The House of Representatives changed their color for one night, under the control of the center-left Democrats, while Trump and the Republicans retained control of the Senate.

Election results support a historic pattern where the current president is losing in the midterm election at a time when voters test the power of the president, although the victory for the Democrats does not seem to be enough to flood Congress with a blue wave.

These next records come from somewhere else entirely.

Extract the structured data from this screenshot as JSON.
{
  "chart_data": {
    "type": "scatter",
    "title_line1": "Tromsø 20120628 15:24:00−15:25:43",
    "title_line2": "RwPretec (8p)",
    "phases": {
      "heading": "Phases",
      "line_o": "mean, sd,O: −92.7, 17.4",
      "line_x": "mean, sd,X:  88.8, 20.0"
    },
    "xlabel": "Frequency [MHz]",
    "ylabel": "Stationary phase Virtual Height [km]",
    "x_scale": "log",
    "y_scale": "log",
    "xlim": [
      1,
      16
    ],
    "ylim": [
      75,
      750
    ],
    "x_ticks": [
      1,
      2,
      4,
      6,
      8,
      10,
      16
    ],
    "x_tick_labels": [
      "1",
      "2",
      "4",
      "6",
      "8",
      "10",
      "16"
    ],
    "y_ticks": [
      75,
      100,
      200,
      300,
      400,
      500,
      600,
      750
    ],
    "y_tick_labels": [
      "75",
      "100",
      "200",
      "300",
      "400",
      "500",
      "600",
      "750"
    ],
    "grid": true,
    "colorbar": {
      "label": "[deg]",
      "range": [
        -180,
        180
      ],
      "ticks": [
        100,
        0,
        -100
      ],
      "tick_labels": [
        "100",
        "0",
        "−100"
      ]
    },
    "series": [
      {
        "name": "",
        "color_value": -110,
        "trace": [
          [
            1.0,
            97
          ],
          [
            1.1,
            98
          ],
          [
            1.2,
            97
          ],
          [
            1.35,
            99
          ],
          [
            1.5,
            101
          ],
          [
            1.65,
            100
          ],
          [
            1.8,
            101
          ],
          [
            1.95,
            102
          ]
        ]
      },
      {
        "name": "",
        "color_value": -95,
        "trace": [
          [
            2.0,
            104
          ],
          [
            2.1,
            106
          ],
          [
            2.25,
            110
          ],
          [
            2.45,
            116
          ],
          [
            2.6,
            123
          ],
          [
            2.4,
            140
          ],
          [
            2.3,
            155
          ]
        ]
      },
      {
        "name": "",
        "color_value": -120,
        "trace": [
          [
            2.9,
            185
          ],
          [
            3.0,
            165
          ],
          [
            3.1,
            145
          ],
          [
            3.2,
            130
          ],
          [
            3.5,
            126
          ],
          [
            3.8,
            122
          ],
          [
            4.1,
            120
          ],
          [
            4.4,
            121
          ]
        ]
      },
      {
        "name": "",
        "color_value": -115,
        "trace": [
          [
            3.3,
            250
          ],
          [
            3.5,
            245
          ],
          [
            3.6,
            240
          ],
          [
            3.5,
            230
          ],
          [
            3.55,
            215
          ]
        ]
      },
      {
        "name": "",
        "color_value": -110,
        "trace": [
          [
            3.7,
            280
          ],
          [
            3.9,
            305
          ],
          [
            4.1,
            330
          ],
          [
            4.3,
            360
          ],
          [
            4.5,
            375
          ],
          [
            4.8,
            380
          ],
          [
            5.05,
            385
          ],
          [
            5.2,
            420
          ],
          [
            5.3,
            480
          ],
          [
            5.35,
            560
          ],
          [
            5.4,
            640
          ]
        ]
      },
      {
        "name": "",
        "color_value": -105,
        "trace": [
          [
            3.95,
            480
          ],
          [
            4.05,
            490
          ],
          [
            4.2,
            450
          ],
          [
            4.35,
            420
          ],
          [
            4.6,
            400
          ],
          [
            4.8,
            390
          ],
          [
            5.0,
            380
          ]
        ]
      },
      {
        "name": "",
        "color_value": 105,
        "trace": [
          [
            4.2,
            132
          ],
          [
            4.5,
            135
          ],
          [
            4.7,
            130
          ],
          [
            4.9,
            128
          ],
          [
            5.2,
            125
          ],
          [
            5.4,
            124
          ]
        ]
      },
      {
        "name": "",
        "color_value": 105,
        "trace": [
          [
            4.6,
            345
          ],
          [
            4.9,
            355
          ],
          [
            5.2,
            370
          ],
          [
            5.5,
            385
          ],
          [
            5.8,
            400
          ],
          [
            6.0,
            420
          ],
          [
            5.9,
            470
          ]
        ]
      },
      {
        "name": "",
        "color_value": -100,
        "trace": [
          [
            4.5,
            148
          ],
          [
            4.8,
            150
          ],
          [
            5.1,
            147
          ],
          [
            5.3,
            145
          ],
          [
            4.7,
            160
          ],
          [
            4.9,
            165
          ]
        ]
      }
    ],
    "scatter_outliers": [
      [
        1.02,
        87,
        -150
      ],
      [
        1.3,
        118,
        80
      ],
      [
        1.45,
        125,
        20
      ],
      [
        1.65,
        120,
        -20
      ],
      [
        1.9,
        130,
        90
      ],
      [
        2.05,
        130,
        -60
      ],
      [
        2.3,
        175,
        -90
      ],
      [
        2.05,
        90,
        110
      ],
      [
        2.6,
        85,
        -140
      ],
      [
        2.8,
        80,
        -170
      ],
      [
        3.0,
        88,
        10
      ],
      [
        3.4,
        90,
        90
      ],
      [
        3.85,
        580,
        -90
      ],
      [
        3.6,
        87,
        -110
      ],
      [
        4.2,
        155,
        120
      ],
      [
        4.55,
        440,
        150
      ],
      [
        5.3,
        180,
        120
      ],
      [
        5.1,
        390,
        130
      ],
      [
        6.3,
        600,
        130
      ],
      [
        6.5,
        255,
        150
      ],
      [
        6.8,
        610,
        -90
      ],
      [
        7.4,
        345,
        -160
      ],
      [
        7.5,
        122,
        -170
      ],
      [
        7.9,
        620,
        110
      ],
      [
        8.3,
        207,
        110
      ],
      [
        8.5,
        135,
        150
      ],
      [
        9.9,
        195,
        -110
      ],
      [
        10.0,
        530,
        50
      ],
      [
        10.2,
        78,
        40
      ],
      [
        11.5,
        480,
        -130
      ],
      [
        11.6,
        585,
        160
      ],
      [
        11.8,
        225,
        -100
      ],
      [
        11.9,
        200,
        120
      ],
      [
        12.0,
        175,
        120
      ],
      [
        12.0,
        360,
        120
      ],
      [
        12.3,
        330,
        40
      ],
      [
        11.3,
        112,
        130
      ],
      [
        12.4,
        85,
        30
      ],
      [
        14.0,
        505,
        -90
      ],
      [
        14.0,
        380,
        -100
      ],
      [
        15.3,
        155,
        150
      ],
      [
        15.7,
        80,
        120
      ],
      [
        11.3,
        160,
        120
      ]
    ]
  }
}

To break the situation through the prism of history, let's remember that in 2010 the Republicans won 63 seats when Barack Obama was president. Significant victory over the Democrats, who secured only 23 seats from this year's election. Elections for many analysts were in the shadow of a "referendum" against the ruling party where the majority usually has significant victories. With this limited victory, the Democrats will hardly be able to resist any policy that supports the economy.

Но какво означава всичко това за пазара на акции?

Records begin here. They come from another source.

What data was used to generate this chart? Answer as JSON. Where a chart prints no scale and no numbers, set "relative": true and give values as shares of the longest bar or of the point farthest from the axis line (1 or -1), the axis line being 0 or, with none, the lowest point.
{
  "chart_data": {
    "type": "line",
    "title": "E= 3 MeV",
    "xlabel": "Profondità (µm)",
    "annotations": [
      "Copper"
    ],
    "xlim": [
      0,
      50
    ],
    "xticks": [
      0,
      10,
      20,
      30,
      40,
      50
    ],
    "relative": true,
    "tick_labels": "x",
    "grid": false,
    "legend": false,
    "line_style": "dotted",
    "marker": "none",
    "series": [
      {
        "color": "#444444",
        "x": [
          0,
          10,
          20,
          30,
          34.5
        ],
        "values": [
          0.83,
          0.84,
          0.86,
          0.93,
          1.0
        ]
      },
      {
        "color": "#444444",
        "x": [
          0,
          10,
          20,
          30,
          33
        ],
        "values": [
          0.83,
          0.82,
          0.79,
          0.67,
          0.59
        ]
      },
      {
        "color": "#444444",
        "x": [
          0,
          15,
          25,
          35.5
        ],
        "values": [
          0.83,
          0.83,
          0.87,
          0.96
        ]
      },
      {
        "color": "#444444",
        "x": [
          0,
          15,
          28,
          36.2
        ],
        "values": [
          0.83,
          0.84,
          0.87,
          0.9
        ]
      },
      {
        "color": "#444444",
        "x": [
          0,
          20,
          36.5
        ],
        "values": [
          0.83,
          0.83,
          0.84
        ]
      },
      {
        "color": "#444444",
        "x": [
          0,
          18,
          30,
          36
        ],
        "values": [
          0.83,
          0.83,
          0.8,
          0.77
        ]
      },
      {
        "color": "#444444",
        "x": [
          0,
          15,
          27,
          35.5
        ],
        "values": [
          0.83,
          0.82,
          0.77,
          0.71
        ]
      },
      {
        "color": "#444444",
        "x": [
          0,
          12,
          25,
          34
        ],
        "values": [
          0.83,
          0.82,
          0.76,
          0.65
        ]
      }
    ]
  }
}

On Wall Street, the shares remain supported by the Dow Jones, S & P500 and NASDAQ. Positive market responses imply that market participants have a risk appetite resumed after increasing the chances of more fiscal stimulus.

It seems that the upcoming "hurdles" in legal policy will not negatively affect the stock, at least not at once, and especially the best-performing stocks, which can obviously continue with their growth even in an environment where the economic situation is getting worse.

For example, technology giants such as Amazon and Google, or major chip and plate manufacturers such as Qualcomm and Broadcom, are tied to the launch of 5G wireless technology rather than economic.

Retail stocks, however, may suffer after the Democrats' victory because tax cuts will stop. Their suffering, however, will not begin immediately because we are approaching the holidays.

After all, with or without restrictions, the Democrats will not have enough votes to stop Trump's trade war with China or change the Fed's plan to raise interest rates. Even more analysts anticipate an economic slowdown, now with the changed political environment, we have the following scenarios::

  • Tariffs are jumping by 25% next year.
  • FEDs raise interest rates four times to make sure they do not lose control of inflation.
  • Shares continue to grow and reach new peaks.
  • Consumers will continue to spend their money because we are entering holidays.
  • Long-term investors "go out of the woods" after waited for the recent correction to end and re-enter the market.